Standing Up For Seniors: How the Civil Justice System Protects Elderly Americans
As our population ages, so too does the number of older people living in long-term care facilities. When facilities do not have enough staff or resources to care for residents, even the most dedicated caregivers cannot properly monitor or provide proper care for all of the residents under their care, often leading to resident injury or death.
Many nursing homes are owned and operated by large corporations that unfortunately put profits before the people, and this profit-driven mentality has led to a decrease in the quality of care because facilities operate at minimal staffing levels with insufficient resources in order to increase profits.
Individuals who are victims of nursing home neglect or abuse have the right to hold nursing home owners and corporations accountable for their actions.
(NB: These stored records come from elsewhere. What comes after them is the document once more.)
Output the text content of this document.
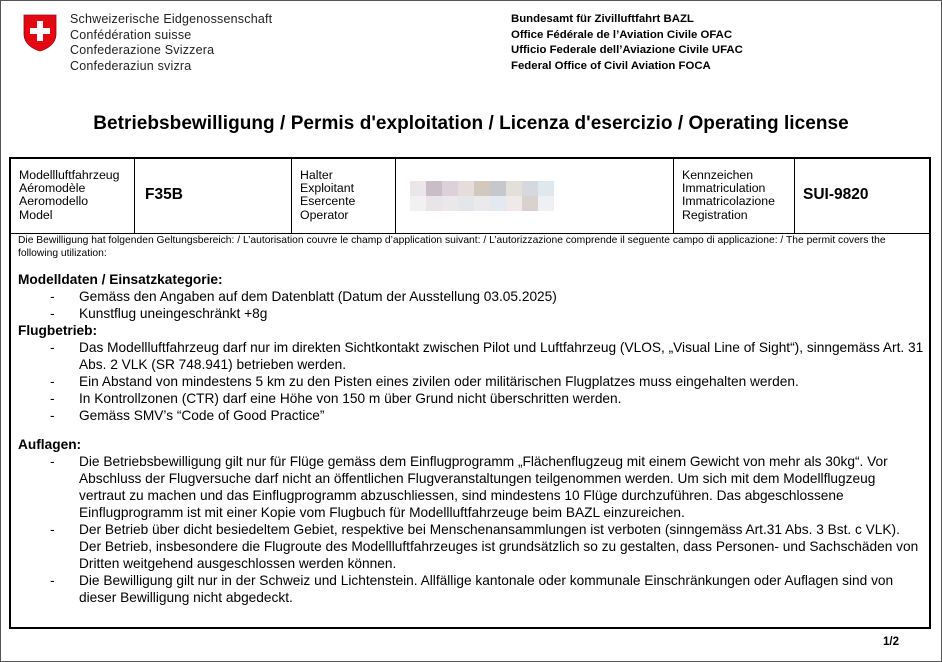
Schweizerische Eidgenossenschaft
Confédération suisse
Confederazione Svizzera
Confederaziun svizra
Bundesamt für Zivilluftfahrt BAZL
Office Fédérale de l’Aviation Civile OFAC
Ufficio Federale dell’Aviazione Civile UFAC
Federal Office of Civil Aviation FOCA
Betriebsbewilligung / Permis d'exploitation / Licenza d'esercizio / Operating license
Modellluftfahrzeug
Aéromodèle
Aeromodello
Model
F35B
Halter
Exploitant
Esercente
Operator
Kennzeichen
Immatriculation
Immatricolazione
Registration
SUI-9820
Die Bewilligung hat folgenden Geltungsbereich: / L’autorisation couvre le champ d’application suivant: / L’autorizzazione comprende il seguente campo di applicazione: / The permit covers the following utilization:
Modelldaten / Einsatzkategorie:
- Gemäss den Angaben auf dem Datenblatt (Datum der Ausstellung 03.05.2025)
- Kunstflug uneingeschränkt +8g
Flugbetrieb:
- Das Modellluftfahrzeug darf nur im direkten Sichtkontakt zwischen Pilot und Luftfahrzeug (VLOS, „Visual Line of Sight“), sinngemäss Art. 31 Abs. 2 VLK (SR 748.941) betrieben werden.
- Ein Abstand von mindestens 5 km zu den Pisten eines zivilen oder militärischen Flugplatzes muss eingehalten werden.
- In Kontrollzonen (CTR) darf eine Höhe von 150 m über Grund nicht überschritten werden.
- Gemäss SMV’s “Code of Good Practice”
Auflagen:
- Die Betriebsbewilligung gilt nur für Flüge gemäss dem Einflugprogramm „Flächenflugzeug mit einem Gewicht von mehr als 30kg“. Vor Abschluss der Flugversuche darf nicht an öffentlichen Flugveranstaltungen teilgenommen werden. Um sich mit dem Modellflugzeug vertraut zu machen und das Einflugprogramm abzuschliessen, sind mindestens 10 Flüge durchzuführen. Das abgeschlossene Einflugprogramm ist mit einer Kopie vom Flugbuch für Modellluftfahrzeuge beim BAZL einzureichen.
- Der Betrieb über dicht besiedeltem Gebiet, respektive bei Menschenansammlungen ist verboten (sinngemäss Art.31 Abs. 3 Bst. c VLK). Der Betrieb, insbesondere die Flugroute des Modellluftfahrzeuges ist grundsätzlich so zu gestalten, dass Personen- und Sachschäden von Dritten weitgehend ausgeschlossen werden können.
- Die Bewilligung gilt nur in der Schweiz und Lichtenstein. Allfällige kantonale oder kommunale Einschränkungen oder Auflagen sind von dieser Bewilligung nicht abgedeckt.
1/2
In addition to providing fair and reasonable compensation to victims for the harms caused, these actions send a message to nursing homes that poor care or abuse will not go unnoticed, and motivate facilities to improve care to avoid litigation. It also brings the issue to the forefront in effort to raise public awareness surrounding this growing epidemic.
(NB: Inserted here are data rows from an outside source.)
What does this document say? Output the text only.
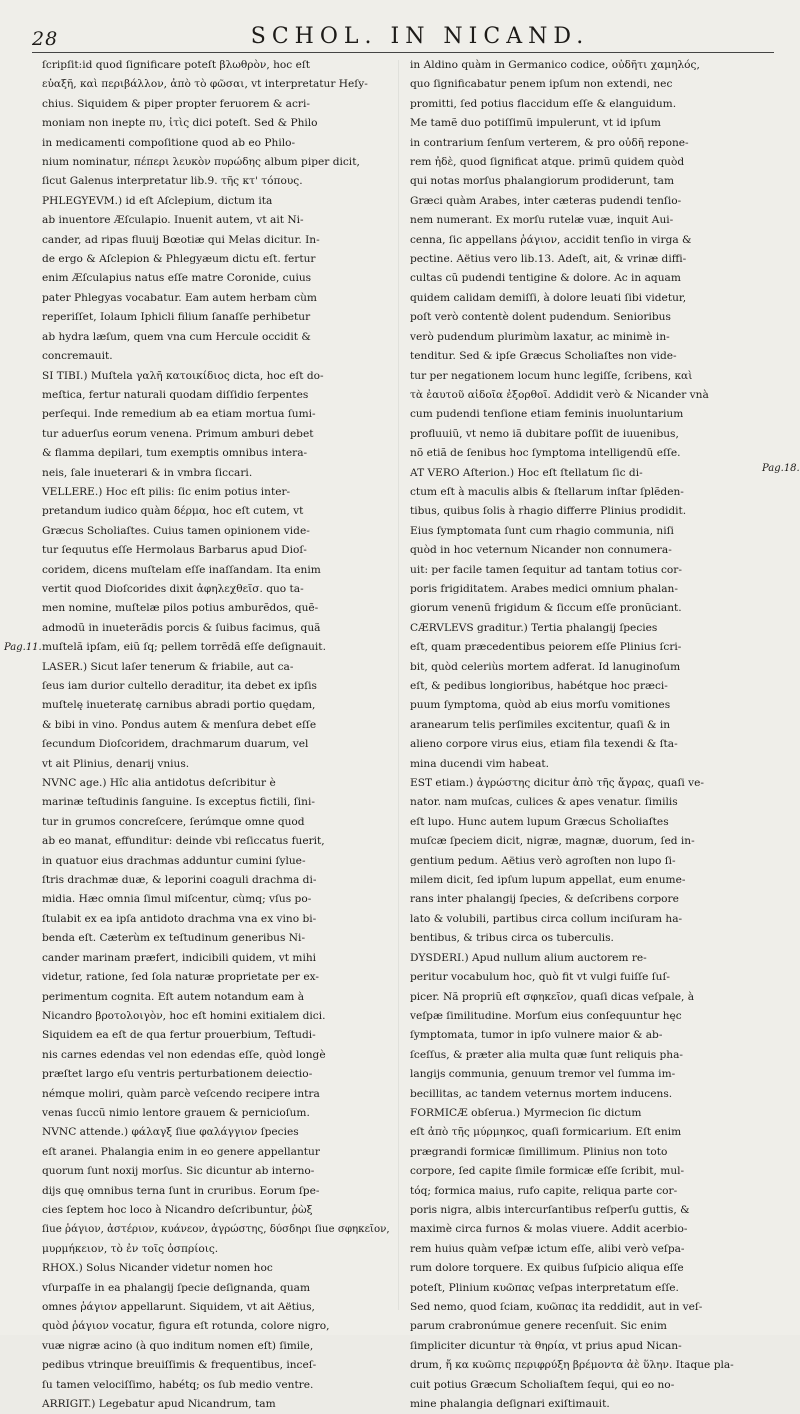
28	SCHOL. IN NICAND.
ſcripſit:id quod ſignificare poteſt βλωθρὸν, hoc eſt
εὐαξῆ, καὶ περιβάλλον, ἀπὸ τὸ φῶσαι, vt interpretatur Heſy-
chius. Siquidem & piper propter feruorem & acri-
moniam non inepte πυ, ἰτὶς dici poteſt. Sed & Philo
in medicamenti compoſitione quod ab eo Philo-
nium nominatur, πέπερι λευκὸν πυρώδης album piper dicit,
ſicut Galenus interpretatur lib.9. τῆς κτ' τόπους.
PHLEGYEVM.) id eſt Aſclepium, dictum ita
ab inuentore Æſculapio. Inuenit autem, vt ait Ni-
cander, ad ripas fluuij Bœotiæ qui Melas dicitur. In-
de ergo & Aſclepion & Phlegyæum dictu eſt. fertur
enim Æſculapius natus eſſe matre Coronide, cuius
pater Phlegyas vocabatur. Eam autem herbam cùm
reperiſſet, Iolaum Iphicli filium ſanaſſe perhibetur
ab hydra læſum, quem vna cum Hercule occidit &
concremauit.
SI TIBI.) Muſtela γαλῆ κατοικίδιος dicta, hoc eſt do-
meſtica, fertur naturali quodam diſſidio ſerpentes
perſequi. Inde remedium ab ea etiam mortua ſumi-
tur aduerſus eorum venena. Primum amburi debet
& flamma depilari, tum exemptis omnibus intera-
neis, ſale inueterari & in vmbra ſiccari.
VELLERE.) Hoc eſt pilis: ſic enim potius inter-
pretandum iudico quàm δέρμα, hoc eſt cutem, vt
Græcus Scholiaſtes. Cuius tamen opinionem vide-
tur ſequutus eſſe Hermolaus Barbarus apud Dioſ-
coridem, dicens muſtelam eſſe inaſſandam. Ita enim
vertit quod Dioſcorides dixit ἀφηλεχθεῖσ. quo ta-
men nomine, muſtelæ pilos potius amburẽdos, quẽ-
admodũ in inueterãdis porcis & ſuibus facimus, quã
muſtelã ipſam, eiũ ſq; pellem torrẽdã eſſe deſignauit.
LASER.) Sicut laſer tenerum & friabile, aut ca-
ſeus iam durior cultello deraditur, ita debet ex ipſis
muſtelę inueteratę carnibus abradi portio quędam,
& bibi in vino. Pondus autem & menſura debet eſſe
ſecundum Dioſcoridem, drachmarum duarum, vel
vt ait Plinius, denarij vnius.
NVNC age.) Hîc alia antidotus deſcribitur è
marinæ teſtudinis ſanguine. Is exceptus fictili, ſini-
tur in grumos concreſcere, ſerúmque omne quod
ab eo manat, effunditur: deinde vbi reſiccatus fuerit,
in quatuor eius drachmas adduntur cumini ſylue-
ſtris drachmæ duæ, & leporini coaguli drachma di-
midia. Hæc omnia ſimul miſcentur, cùmq; vſus po-
ſtulabit ex ea ipſa antidoto drachma vna ex vino bi-
benda eſt. Cæterùm ex teſtudinum generibus Ni-
cander marinam præfert, indicibili quidem, vt mihi
videtur, ratione, ſed ſola naturæ proprietate per ex-
perimentum cognita. Eſt autem notandum eam à
Nicandro βροτολοιγὸν, hoc eſt homini exitialem dici.
Siquidem ea eſt de qua fertur prouerbium, Teſtudi-
nis carnes edendas vel non edendas eſſe, quòd longè
præſtet largo eſu ventris perturbationem deiectio-
némque moliri, quàm parcè veſcendo recipere intra
venas ſuccũ nimio lentore grauem & pernicioſum.
NVNC attende.) φάλαγξ ſiue φαλάγγιον ſpecies
eſt aranei. Phalangia enim in eo genere appellantur
quorum ſunt noxij morſus. Sic dicuntur ab interno-
dijs quę omnibus terna ſunt in cruribus. Eorum ſpe-
cies ſeptem hoc loco à Nicandro deſcribuntur, ῥὼξ
ſiue ῥάγιον, ἀστέριον, κυάνεον, ἀγρώστης, δύσδηρι ſiue σφηκεῖον,
μυρμήκειον, τὸ ἐν τοῖς ὀσπρίοις.
RHOX.) Solus Nicander videtur nomen hoc
vſurpaſſe in ea phalangij ſpecie deſignanda, quam
omnes ῥάγιον appellarunt. Siquidem, vt ait Aëtius,
quòd ῥάγιον vocatur, figura eſt rotunda, colore nigro,
vuæ nigræ acino (à quo inditum nomen eſt) ſimile,
pedibus vtrinque breuiſſimis & frequentibus, inceſ-
ſu tamen velociſſimo, habétq; os ſub medio ventre.
ARRIGIT.) Legebatur apud Nicandrum, tam
in Aldino quàm in Germanico codice, οὐδῆτι χαμηλός,
quo ſignificabatur penem ipſum non extendi, nec
promitti, ſed potius flaccidum eſſe & elanguidum.
Me tamẽ duo potiſſimũ impulerunt, vt id ipſum
in contrarium ſenſum verterem, & pro οὐδῆ repone-
rem ἠδὲ, quod ſignificat atque. primũ quidem quòd
qui notas morſus phalangiorum prodiderunt, tam
Græci quàm Arabes, inter cæteras pudendi tenſio-
nem numerant. Ex morſu rutelæ vuæ, inquit Aui-
cenna, ſic appellans ῥάγιον, accidit tenſio in virga &
pectine. Aëtius vero lib.13. Adeſt, ait, & vrinæ diffi-
cultas cũ pudendi tentigine & dolore. Ac in aquam
quidem calidam demiſſi, à dolore leuati ſibi videtur,
poſt verò contentè dolent pudendum. Senioribus
verò pudendum plurimùm laxatur, ac minimè in-
tenditur. Sed & ipſe Græcus Scholiaſtes non vide-
tur per negationem locum hunc legiſſe, ſcribens, καὶ
τὰ ἐαυτοῦ αἰδοῖα ἐξορθοῖ. Addidit verò & Nicander vnà
cum pudendi tenſione etiam feminis inuoluntarium
profluuiũ, vt nemo iã dubitare poſſit de iuuenibus,
nõ etiã de ſenibus hoc ſymptoma intelligendũ eſſe.
AT VERO Aſterion.) Hoc eſt ſtellatum ſic di-
ctum eſt à maculis albis & ſtellarum inſtar ſplẽden-
tibus, quibus ſolis à rhagio differre Plinius prodidit.
Eius ſymptomata ſunt cum rhagio communia, niſi
quòd in hoc veternum Nicander non connumera-
uit: per facile tamen ſequitur ad tantam totius cor-
poris frigiditatem. Arabes medici omnium phalan-
giorum venenũ frigidum & ſiccum eſſe pronũciant.
CÆRVLEVS graditur.) Tertia phalangij ſpecies
eſt, quam præcedentibus peiorem eſſe Plinius ſcri-
bit, quòd celeriùs mortem adferat. Id lanuginoſum
eſt, & pedibus longioribus, habétque hoc præci-
puum ſymptoma, quòd ab eius morſu vomitiones
aranearum telis perſimiles excitentur, quaſi & in
alieno corpore virus eius, etiam fila texendi & ſta-
mina ducendi vim habeat.
EST etiam.) ἀγρώστης dicitur ἀπὸ τῆς ἄγρας, quaſi ve-
nator. nam muſcas, culices & apes venatur. ſimilis
eſt lupo. Hunc autem lupum Græcus Scholiaſtes
muſcæ ſpeciem dicit, nigræ, magnæ, duorum, ſed in-
gentium pedum. Aëtius verò agroſten non lupo ſi-
milem dicit, ſed ipſum lupum appellat, eum enume-
rans inter phalangij ſpecies, & deſcribens corpore
lato & volubili, partibus circa collum inciſuram ha-
bentibus, & tribus circa os tuberculis.
DYSDERI.) Apud nullum alium auctorem re-
peritur vocabulum hoc, quò fit vt vulgi fuiſſe ſuſ-
picer. Nã propriũ eſt σφηκεῖον, quaſi dicas veſpale, à
veſpæ ſimilitudine. Morſum eius conſequuntur hęc
ſymptomata, tumor in ipſo vulnere maior & ab-
ſceſſus, & præter alia multa quæ ſunt reliquis pha-
langijs communia, genuum tremor vel ſumma im-
becillitas, ac tandem veternus mortem inducens.
FORMICÆ obſerua.) Myrmecion ſic dictum
eſt ἀπὸ τῆς μύρμηκος, quaſi formicarium. Eſt enim
prægrandi formicæ ſimillimum. Plinius non toto
corpore, ſed capite ſimile formicæ eſſe ſcribit, mul-
tóq; formica maius, rufo capite, reliqua parte cor-
poris nigra, albis intercurſantibus reſperſu guttis, &
maximè circa furnos & molas viuere. Addit acerbio-
rem huius quàm veſpæ ictum eſſe, alibi verò veſpa-
rum dolore torquere. Ex quibus ſuſpicio aliqua eſſe
poteſt, Plinium κυῶπας veſpas interpretatum eſſe.
Sed nemo, quod ſciam, κυῶπας ita reddidit, aut in veſ-
parum crabronúmue genere recenſuit. Sic enim
ſimpliciter dicuntur τὰ θηρία, vt prius apud Nican-
drum, ἤ κα κυῶπις περιφρύξη βρέμοντα ἀὲ ὕλην. Itaque pla-
cuit potius Græcum Scholiaſtem ſequi, qui eo no-
mine phalangia deſignari exiſtimauit.
Pag.11.
Pag.18.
Illinois nursing home residents are protected by both state and federal laws. Under the Illinois Nursing Home Care Act, enacted in 1979, nursing home residents have the right to remain free from abuse and neglect. The rights included in the Act include, but are not limited to:
- All residents have the right to manage their own financial affairs
- All residents have the right to wear their own clothes and keep their personal belongings in their rooms
- All residents have the right be cared for by their own doctor under their own health insurance or at their expense
- All residents (or their guardians) are afforded the right to access and look over all medical records related to their care
- All residents have the right to religious freedom
- All residents have the right to refuse treatment
- All residents have the right be free from restraints, unless ordered by a physician to protect a resident
- All residents have the right to visitors, mail and phones
Nursing homes are now big business. Corporate chains are anticipating a flood of baby boomers moving into their facilities over the next few years. This increased emphasis on profits has led to a distressing rise in neglected and abused seniors. Between 2000 and 2008, instances of “immediate jeopardy”—violations likely to result in serious harm or even death—rose 22 percent. More than 90 percent of all nursing homes were guilty of at least one violation.
There are many laws and regulations aimed at protecting seniors. Yet government agencies, non-profit watchdogs and media organizations consistently report that serious problems exist in our nation’s nursing homes.
The same is true of insurance companies that mislead and defraud vulnerable seniors. Insurance industry regulators protest that they can do nothing. Even when they do raise their hands, they more often than not strike deals to keep fines to a minimum and settlements secret.
With the regulatory and legislative bodies unable to cope with a groundswell of neglect and abuse, the civil justice system has stepped into the breach. Attorneys who represent our nation’s seniors, and their families, play a critical role in uncovering abuse and neglect, and are the most effective force to compel corporate nursing homes to fix their conduct.